Se uma pessoa é fã/fanática de um clube, a sua essência é manter-se adepta do seu objecto de devoção o que quer que seja que acontece. São raríssimos os casos de alguém que muda do Benfica para o Sporting ou vice-versa precisamente porque a devoção é auto-suficiente e não se anula com falcatruas, maus dirigentes, anos consecutivos de derrotas, etc.

A campanha da Caixa conta com o apagamento de uma memória curta acerca do papel que Scolari representou antes no BPN, em resultado da presença avassaladora de Scolari-fã-da-CGD nos media. Mas a mudança inesperada do seleccionador de cara do BPN para cara da CGD é incompreensível precisamente no âmago da campanha da Caixa: o fanatismo, a ligação ao banco. Se um "fã" não muda nunca, como pôde mudar "Felipão" do discurso de fanatismo por um banco para o discurso de fanatismo de um banco concorrente? Soa a demasiado falso.

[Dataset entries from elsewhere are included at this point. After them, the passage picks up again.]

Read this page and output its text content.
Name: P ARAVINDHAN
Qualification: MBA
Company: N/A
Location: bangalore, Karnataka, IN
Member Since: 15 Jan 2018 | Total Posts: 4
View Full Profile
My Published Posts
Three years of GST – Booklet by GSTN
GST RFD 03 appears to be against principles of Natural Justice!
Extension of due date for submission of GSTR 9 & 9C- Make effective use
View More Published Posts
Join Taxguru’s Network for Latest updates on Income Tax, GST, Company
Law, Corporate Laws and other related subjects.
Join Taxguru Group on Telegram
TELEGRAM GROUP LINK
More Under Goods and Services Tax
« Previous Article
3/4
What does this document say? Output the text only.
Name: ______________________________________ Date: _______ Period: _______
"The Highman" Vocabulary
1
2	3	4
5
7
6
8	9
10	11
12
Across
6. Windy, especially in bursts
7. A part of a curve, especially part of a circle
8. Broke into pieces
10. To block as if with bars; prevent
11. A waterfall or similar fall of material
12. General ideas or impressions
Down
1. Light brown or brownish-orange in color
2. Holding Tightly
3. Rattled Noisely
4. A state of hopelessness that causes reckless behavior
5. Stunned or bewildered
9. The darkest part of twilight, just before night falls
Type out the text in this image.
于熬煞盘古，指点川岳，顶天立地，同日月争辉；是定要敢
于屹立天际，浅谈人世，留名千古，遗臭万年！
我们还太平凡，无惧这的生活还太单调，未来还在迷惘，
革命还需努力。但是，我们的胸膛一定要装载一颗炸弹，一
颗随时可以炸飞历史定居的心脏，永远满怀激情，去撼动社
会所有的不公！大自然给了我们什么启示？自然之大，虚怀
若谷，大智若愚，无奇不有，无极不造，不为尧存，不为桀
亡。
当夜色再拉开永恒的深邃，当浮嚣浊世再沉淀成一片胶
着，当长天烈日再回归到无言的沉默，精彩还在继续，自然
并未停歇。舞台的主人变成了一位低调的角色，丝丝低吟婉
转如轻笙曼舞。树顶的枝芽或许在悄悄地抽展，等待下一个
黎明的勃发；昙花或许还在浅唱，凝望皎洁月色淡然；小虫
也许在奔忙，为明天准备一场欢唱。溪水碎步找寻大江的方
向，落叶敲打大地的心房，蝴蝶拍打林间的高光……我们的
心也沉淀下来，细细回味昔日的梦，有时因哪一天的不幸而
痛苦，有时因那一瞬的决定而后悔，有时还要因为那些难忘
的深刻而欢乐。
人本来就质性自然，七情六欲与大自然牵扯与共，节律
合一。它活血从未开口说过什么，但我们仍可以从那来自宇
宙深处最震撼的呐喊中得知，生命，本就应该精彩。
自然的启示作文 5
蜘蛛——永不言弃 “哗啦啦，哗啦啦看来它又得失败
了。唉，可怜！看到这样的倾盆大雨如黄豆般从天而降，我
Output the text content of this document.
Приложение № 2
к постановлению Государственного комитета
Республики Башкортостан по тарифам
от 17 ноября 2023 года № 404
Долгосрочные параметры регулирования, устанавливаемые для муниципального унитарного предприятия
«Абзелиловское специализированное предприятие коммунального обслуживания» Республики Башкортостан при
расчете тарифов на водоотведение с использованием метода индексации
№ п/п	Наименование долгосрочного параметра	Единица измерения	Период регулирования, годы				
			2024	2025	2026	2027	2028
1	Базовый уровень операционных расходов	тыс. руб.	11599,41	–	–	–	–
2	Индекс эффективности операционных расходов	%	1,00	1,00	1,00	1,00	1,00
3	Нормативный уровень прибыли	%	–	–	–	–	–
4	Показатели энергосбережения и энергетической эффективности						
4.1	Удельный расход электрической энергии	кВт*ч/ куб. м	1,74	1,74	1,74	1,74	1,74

Quando se trata de "reality TV" ou "reality pub", como neste caso, a publicidade não é ficção pura, em que os actores mudam de personagem. Scolari representa o seu próprio papel de treinador da Selecção Nacional de Futebol, pelo que deveria ter havido algum pudor na assunção da imagem do fã que muda de clube, ou de banco, como quem muda de camisa – ou de cachecol.